Now when I had untied the rope, the barrel fell like lead
Clinging tightly to the rope I started up instead
I shot up like a rocket till to my dismay I found
That half way up I met the bloody barrel coming down.

Well the barrel broke my shoulder, as to the ground it sped
And when I reached the top I banged the pulley with my head
I clung on tightly, numb with shock, from this almighty blow
And the barrel spilled out half the bricks, fourteen floors below.

Now when these bricks had fallen from the barrel to the floor
I then outweighed the barrel and so started down once more
Still clinging tightly to the rope I fell towards the ground
And I landed on the broken bricks the barrel scattered round.

As I lay there moaning on the deck I thought I'd passed the worst
But the barrel hit the pulley wheel, and then the bottom burst
A shower of bricks rained down on me, I hadn't got a hope
And in all of this confusion, I let go the bloody rope.

The barrel then being heavier it started down once more
And landed right across me as I lay upon the floor
It broke three ribs, and my left arm, and I can only say
That I hope you'll understand why Paddy's not at work today.
I even started composing my own (albeit much abbreviated) version:
While climbing up Dún Aengus, I had nearly reached the top
When my foot went out from under me and I did a belly-flop
Chevaux-de-friese outside Dún Aengus (photo by Betty Rogers)

Another view of the chevaux-de-friese (photo by Betty Rogers)

Cliffs at Dún Aengus (photo by Betty Rogers)

Cliffs at Dún Aengus (photo by Betty Rogers)

So the upshot was that I had a whirlwind tour of most of the hospitals, clinics, and x-ray and A&E departments of west Galway, was forced to cancel my Saturday night reading at Portumna Castle (rats!), and had to cut the whole trip short.

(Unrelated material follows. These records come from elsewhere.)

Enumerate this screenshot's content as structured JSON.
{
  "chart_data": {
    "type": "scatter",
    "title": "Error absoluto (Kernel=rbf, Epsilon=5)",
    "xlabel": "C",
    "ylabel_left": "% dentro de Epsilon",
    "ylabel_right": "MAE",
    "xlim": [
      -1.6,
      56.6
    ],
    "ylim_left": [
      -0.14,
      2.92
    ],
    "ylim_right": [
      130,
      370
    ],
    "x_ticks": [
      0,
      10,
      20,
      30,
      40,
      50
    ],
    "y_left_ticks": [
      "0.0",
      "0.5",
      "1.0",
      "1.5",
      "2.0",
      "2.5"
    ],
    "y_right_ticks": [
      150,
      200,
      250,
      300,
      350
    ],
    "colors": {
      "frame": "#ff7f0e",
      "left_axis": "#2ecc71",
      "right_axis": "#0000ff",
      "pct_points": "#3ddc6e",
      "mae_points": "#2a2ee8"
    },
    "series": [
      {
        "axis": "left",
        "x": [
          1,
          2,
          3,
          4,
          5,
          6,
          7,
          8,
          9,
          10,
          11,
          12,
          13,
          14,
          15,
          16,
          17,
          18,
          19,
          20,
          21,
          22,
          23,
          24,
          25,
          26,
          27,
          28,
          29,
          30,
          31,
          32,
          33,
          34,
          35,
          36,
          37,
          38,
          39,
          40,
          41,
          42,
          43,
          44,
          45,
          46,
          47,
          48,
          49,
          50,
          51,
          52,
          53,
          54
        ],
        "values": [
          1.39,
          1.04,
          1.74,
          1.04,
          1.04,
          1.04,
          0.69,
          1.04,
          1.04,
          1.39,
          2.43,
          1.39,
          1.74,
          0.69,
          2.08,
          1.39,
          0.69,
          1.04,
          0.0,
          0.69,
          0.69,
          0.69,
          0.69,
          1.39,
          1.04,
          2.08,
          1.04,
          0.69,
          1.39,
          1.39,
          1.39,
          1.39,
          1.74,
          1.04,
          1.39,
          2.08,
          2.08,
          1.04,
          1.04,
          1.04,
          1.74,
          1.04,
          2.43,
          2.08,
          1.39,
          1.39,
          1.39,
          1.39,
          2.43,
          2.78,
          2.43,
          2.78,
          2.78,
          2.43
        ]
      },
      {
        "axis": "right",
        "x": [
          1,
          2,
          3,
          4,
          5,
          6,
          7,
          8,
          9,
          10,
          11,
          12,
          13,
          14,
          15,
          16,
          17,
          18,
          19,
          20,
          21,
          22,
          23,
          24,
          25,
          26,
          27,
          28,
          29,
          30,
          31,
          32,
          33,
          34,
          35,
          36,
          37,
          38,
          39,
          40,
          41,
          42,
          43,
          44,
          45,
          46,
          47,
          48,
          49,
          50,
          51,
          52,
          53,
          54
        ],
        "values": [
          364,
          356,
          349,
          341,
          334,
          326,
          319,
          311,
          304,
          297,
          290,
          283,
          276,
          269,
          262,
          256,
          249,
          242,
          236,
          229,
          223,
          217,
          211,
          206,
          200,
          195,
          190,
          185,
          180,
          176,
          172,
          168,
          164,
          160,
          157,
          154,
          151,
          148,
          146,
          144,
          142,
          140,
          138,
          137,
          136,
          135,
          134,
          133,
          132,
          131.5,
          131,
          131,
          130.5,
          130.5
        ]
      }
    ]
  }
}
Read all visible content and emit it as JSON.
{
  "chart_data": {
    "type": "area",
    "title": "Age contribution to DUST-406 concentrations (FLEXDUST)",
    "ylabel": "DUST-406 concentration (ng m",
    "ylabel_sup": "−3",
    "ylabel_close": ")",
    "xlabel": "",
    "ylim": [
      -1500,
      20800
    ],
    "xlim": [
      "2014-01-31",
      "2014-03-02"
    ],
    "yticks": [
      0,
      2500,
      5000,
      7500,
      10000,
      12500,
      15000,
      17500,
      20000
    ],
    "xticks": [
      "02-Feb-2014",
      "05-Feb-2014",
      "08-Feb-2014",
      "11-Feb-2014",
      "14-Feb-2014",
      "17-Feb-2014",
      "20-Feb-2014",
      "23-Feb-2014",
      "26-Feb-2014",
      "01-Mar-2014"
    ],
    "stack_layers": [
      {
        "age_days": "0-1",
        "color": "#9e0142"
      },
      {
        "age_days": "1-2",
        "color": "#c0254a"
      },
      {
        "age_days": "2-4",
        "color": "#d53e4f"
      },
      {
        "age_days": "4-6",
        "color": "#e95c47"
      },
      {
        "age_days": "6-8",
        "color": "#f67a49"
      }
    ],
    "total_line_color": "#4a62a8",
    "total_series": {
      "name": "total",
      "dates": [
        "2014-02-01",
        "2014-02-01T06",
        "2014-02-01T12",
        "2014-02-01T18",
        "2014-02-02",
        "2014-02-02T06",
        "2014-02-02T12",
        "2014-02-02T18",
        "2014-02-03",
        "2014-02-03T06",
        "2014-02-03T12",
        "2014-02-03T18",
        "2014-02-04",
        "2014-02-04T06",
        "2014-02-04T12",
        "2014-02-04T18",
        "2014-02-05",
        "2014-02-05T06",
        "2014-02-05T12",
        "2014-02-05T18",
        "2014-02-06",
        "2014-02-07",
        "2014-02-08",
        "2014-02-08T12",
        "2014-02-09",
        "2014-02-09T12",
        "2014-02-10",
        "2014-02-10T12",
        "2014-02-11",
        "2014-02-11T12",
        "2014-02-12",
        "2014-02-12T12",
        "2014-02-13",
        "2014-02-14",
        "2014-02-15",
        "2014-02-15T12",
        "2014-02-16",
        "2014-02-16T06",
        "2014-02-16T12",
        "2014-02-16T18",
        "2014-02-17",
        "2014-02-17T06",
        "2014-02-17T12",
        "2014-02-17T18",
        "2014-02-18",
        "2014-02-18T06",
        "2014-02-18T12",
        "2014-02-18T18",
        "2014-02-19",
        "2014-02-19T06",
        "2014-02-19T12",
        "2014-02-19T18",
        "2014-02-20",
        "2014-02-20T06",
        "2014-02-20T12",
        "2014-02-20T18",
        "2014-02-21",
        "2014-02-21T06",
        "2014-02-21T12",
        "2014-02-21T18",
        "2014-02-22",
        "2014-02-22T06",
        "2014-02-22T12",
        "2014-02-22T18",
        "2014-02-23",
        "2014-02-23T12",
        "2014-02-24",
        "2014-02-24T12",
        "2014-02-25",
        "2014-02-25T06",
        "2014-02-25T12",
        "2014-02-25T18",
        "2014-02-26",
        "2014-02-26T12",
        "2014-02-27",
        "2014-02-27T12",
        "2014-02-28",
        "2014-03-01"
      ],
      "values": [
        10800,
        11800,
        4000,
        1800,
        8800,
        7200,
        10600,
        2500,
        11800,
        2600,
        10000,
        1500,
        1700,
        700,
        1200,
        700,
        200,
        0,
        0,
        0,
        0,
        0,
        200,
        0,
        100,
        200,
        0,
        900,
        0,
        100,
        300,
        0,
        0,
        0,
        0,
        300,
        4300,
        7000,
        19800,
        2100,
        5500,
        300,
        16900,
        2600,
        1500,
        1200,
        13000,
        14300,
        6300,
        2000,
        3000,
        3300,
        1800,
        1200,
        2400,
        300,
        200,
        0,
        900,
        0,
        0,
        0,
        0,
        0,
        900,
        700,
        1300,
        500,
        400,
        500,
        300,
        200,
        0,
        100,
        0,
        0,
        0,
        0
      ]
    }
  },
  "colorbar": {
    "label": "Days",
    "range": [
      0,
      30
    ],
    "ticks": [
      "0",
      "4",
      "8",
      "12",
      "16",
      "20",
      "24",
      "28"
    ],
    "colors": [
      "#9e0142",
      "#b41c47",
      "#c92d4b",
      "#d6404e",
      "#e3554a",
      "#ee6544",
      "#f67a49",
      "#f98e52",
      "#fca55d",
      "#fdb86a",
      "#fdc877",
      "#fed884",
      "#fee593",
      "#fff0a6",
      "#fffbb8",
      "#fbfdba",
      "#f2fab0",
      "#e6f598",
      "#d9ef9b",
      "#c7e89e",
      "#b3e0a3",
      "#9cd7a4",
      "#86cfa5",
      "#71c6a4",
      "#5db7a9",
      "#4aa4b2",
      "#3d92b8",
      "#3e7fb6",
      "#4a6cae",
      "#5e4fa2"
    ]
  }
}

And I didn't get a lick of research done for Book Four. Very disappointing altogether. I guess I'll just have to make another trip to Ireland in the spring.

It's been just over four weeks now, and I'm on the mend. Fortunately the writing hand is still intact, and I've become quite proficient at putting socks on one-handed.

Minnesota Library Association annual meeting, October 7 in Rochester, Minnesota
(photo by Dáithí Sproule)
The only silver lining is that everything is fodder for a writer. Now everyone is asking whether Nora Gavin is going to break her arm in the next novel. I can't say whether that will happen, but it's likely that someone is going to break something!

So thanks to everyone for the well-wishes. I'll be back in fighting form in no time.